Era così generosa, si diceva, che qualcuno, negli anni, ne aveva approfittato. Nel 1975 donna Luisetta era finita sulla pagine dei quotidiani per una vicenda dai contorni inquieti. Chi la conosceva bene raccontava che l’essere apparsa sui giornali era stato per lei umiliante. Al centro della storia uno strano assegno. La denuncia era stata presentata da Costantino Barbavara e da Francesca Tola Barbavara di Gravellona, parenti di donna Luisetta, contro il maggiordomo e sua moglie, cuoca di casa Molina, accusati di aver ricevuto un assegno di un milione mezzo e di averlo falsificato in trentun milioni e mezzo. E di averlo successivamente incassato. La denuncia parlava di circonvenzione di incapace. Ma la posta in gioco andava ben al di là del singolo assegno. Se fosse stata dimostrata l’incapacità di giudizio di donna Luisetta si sarebbe potuta aprire una voragine con tante operazioni da verificare, dato che le elargizioni della nobildonna erano state davvero notevoli e avrebbero potuto essere tutte o in parte contestate.

Nel corso dell’indagine era emerso che la nobildonna aveva regalato al maggiordomo, allora in fase di separazione dalla moglie, un assegno di un milione e mezzo, scrivendo solo la cifra. Il maggiordomo aveva poi completato l’assegno aggiungendo un tre e trasformandolo in trentun milioni e mezzo, effettivamente incassati. Pentitosi del gesto, aveva poi confessato tutto a donna Luisetta, spiegandole di averlo fatto perché oberato da debiti di gioco che avevano provocato anche la crisi familiare. Dopo una perizia psichiatrica, dalla quale era emerso che la nobildonna era perfettamente in grado di intendere e di volere, il giudice Rovello il 25 settembre 1975 aveva rinviato a giudizio il maggiordomo per la truffa dell’assegno e aveva assolto la moglie risultata estranea al raggiro.
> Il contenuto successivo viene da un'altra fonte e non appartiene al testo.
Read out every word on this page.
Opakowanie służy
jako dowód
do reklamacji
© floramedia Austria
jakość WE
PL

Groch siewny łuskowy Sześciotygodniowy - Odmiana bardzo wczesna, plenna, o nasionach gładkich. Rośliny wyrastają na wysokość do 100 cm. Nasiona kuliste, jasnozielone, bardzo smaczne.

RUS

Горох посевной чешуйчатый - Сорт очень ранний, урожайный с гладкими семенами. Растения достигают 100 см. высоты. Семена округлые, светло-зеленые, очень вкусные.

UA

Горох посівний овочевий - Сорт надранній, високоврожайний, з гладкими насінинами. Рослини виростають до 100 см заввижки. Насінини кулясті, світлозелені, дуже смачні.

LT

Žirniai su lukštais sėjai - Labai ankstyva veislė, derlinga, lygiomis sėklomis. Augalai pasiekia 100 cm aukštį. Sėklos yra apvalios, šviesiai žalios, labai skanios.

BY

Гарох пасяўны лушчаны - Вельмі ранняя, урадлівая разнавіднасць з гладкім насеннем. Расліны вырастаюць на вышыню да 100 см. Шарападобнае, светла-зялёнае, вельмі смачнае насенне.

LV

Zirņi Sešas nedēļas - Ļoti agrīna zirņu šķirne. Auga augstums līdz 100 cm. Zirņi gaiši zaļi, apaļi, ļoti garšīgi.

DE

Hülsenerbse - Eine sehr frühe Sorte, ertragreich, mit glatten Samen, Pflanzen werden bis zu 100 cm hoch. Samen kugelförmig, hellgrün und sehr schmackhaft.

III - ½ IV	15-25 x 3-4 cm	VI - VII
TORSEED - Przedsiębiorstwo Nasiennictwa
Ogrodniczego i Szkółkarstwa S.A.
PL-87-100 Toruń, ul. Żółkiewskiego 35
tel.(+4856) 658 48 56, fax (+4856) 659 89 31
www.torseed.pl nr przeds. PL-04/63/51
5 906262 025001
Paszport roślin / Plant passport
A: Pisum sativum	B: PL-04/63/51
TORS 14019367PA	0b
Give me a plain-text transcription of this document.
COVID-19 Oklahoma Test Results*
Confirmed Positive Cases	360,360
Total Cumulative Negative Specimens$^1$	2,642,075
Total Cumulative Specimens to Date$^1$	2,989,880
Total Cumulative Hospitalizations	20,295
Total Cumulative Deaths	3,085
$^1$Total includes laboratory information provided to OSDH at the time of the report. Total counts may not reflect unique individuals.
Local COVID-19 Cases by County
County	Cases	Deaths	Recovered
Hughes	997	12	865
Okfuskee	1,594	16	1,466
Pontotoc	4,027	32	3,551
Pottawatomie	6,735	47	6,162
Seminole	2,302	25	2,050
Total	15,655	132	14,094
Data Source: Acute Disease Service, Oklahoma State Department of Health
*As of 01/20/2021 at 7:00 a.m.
Sentito il racconto, preso atto del pentimento del maggiordomo e della sua volontà dichiarata di cambiare vita, donna Luisetta lo aveva perdonato, scrivendogli una commovente lettera (ritrovata in copia nel 1981, poco prima di morire) in cui si augurava che abbandonasse il vizio del gioco e si riconciliasse con la moglie.